Удовольствия эти были небезопасными; прежде всего надлежало остерегаться прилива, на Темзе очень сильного. Иногда, потеряв счет времени, Флоренс и я забывали отвязать якорную цепь и неожиданно обнаруживали, что уровень воды упал и нос нашей лодки висит в воздухе. Дабы избежать катастрофы, я должен был проползти вдоль всей лодки до носа и высвободить веревку. Наши злоключения забавляли соседние парочки.
Второй опасностью, более серьезной, оказалась любовь. Флоренс уже была невестой одного очень богатого рижского банкира, который в прошлом году жил у вдовы на пансионе. В конце августа она должна была к нему уехать и стать его женой. Я мучительно переживал, что потеряю ее в ближайшее время, но что я мог ей предложить? Когда наступил час разлуки, я пошел провожать ее с матерью и сестрами. В дорожном костюме она была, как сказал бы Стендаль, божественна.
«А почему бы вам не поехать со мной? — предложила Флоренс. — Вы вернетесь во Францию из Риги, и мы будем счастливы еще неделю».
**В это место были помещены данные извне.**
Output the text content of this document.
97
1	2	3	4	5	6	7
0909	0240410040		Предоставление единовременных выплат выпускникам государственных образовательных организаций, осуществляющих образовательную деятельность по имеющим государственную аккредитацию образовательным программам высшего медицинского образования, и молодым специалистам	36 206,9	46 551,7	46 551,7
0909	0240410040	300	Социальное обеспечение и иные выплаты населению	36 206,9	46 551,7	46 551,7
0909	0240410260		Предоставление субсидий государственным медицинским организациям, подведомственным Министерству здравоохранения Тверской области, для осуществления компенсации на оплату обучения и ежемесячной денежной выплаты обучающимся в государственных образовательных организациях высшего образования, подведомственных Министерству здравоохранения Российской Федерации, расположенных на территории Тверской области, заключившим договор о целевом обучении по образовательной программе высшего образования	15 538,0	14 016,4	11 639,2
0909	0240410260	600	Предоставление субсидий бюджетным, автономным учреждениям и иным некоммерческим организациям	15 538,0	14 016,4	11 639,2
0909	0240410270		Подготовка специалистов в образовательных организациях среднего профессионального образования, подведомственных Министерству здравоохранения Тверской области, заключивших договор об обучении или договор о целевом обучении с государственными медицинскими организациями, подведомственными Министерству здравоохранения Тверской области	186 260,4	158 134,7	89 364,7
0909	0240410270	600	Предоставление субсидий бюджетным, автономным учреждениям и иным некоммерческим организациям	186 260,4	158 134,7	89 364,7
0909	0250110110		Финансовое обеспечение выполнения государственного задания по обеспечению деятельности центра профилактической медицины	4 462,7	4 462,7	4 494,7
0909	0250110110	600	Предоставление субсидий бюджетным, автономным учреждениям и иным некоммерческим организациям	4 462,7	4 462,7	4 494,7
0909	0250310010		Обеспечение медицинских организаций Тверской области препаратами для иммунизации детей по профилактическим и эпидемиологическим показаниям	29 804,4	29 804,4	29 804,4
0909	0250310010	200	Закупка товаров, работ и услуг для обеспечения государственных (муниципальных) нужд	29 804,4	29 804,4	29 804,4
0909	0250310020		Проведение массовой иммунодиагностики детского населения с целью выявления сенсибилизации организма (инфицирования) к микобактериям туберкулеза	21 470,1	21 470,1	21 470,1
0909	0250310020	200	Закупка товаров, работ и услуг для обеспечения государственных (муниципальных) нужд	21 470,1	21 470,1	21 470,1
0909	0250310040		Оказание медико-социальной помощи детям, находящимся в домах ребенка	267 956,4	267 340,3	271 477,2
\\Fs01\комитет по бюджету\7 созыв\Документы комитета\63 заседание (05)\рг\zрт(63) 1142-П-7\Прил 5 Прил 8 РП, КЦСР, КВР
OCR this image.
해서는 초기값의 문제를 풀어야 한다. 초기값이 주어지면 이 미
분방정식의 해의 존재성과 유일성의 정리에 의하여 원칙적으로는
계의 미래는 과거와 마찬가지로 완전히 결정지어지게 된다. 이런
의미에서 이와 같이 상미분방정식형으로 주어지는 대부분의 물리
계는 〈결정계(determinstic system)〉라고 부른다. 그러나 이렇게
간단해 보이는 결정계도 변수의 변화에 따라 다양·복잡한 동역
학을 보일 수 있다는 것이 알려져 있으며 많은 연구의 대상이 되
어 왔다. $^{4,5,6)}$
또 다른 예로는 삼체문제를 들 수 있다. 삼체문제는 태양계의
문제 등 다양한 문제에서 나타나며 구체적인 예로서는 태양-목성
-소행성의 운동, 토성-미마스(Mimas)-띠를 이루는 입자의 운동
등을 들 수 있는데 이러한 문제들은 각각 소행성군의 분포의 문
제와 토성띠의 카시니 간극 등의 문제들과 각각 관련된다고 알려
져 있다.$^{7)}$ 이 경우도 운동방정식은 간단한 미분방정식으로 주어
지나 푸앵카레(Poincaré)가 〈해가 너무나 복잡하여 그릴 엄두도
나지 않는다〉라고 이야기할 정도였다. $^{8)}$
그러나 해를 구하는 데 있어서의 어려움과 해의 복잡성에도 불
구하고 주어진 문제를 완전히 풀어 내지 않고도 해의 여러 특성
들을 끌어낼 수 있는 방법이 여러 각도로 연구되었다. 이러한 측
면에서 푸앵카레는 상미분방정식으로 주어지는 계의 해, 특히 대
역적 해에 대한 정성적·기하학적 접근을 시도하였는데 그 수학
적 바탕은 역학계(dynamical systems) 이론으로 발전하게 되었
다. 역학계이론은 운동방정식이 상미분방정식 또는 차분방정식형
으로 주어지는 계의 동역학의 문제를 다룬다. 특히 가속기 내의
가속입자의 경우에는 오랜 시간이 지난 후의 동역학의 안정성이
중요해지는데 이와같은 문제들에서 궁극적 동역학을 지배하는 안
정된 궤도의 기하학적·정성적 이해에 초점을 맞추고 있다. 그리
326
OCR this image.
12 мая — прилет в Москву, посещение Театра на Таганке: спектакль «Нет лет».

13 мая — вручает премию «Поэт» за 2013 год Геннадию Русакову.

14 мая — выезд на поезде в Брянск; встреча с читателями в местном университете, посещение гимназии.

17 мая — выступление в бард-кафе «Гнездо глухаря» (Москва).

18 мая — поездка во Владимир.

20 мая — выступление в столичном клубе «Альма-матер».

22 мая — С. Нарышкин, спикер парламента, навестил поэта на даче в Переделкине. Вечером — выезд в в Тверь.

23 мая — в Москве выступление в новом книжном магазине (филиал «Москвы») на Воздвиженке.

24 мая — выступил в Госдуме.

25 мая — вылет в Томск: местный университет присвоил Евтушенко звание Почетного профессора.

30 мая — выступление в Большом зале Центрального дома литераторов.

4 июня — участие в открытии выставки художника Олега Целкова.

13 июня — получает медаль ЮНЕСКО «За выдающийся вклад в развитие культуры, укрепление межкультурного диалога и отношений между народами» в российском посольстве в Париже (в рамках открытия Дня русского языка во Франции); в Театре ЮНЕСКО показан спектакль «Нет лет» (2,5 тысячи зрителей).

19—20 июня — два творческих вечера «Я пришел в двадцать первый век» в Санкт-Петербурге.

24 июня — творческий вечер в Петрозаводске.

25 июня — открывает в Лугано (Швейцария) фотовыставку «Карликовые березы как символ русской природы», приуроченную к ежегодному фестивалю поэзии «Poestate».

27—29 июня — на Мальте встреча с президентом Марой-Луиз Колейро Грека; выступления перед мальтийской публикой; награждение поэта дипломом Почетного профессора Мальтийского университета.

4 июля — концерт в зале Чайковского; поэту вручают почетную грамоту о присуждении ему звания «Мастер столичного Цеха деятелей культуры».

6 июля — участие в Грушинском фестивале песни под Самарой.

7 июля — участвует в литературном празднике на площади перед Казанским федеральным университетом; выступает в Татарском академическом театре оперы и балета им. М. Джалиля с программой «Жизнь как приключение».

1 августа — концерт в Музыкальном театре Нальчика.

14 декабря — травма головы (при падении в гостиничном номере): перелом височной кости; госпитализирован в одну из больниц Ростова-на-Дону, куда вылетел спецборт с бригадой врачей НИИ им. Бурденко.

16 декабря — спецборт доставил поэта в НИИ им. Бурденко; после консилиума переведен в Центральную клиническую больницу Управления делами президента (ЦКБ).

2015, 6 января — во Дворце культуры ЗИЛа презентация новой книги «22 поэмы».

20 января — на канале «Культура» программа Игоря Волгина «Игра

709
Искушение было сильным, но я дал слово быть на фабрике первого сентября, а к своим обязанностям относился фанатически. Я оторвался от нее и побежал к сходням.
8. Сильфида
Когда я вернулся на фабрику, было решено, что я должен пройти стажировку в различных цехах, прежде чем приступить к руководству конкретной службой. Жизнь рассудила иначе.
Каждый год в конце июня проходил церемониал под названием «инвентаризация». По сути дела, речь шла об обыкновенном подведении баланса. В колонку «дебет» заносили капитал, долги, в колонку «кредит» — здания, оборудование, долговые обязательства, запасы сырья и продукции на складах; разница между колонками означала убыток или прибыль. Но учет складов большой фабрики, операция ныне упрощенная благодаря новым методам и счетным машинам, представлял собой нелегкий труд с сомнительным результатом. Посему инвентаризация превращалась в захватывающую драму с многочисленными перипетиями. В течение двух недель все служащие только и были заняты, что подсчетами стоимости сукна в производстве, ящиков с нитками… Отец в окружении своего штаба выкрикивал:
«833 772… Кожа Ганнибал… Пятнадцать килограммов основы по три франка пятьдесят, шестнадцать кило уточной нити по три франка пятнадцать… 883 775… „Амазонка Дебюсси“… Шесть кило основы по восемь франков, одиннадцать кило уточной нити по три франка пятьдесят…»
Счетчики сводили списки. Каждый вечер начальники служб цехов сообщали в Большой совет примерные результаты:
«На складе продукции на одиннадцать тысяч франков… В производстве находятся одиннадцать тысяч штук сукна, так что средняя цифра будет примерно двести пятнадцать франков…»
Каждый, чтобы уберечься от преувеличения, называл цифру меньше той, на которую надеялся выйти, и итоги всегда казались зловещими. В канун великого дня инвентаризации обнаруживались огромные убытки. На следующий день после нескольких сцен результат становился таким, каким был ежегодно с 1871-го: скромная прибыль в пределах нормы.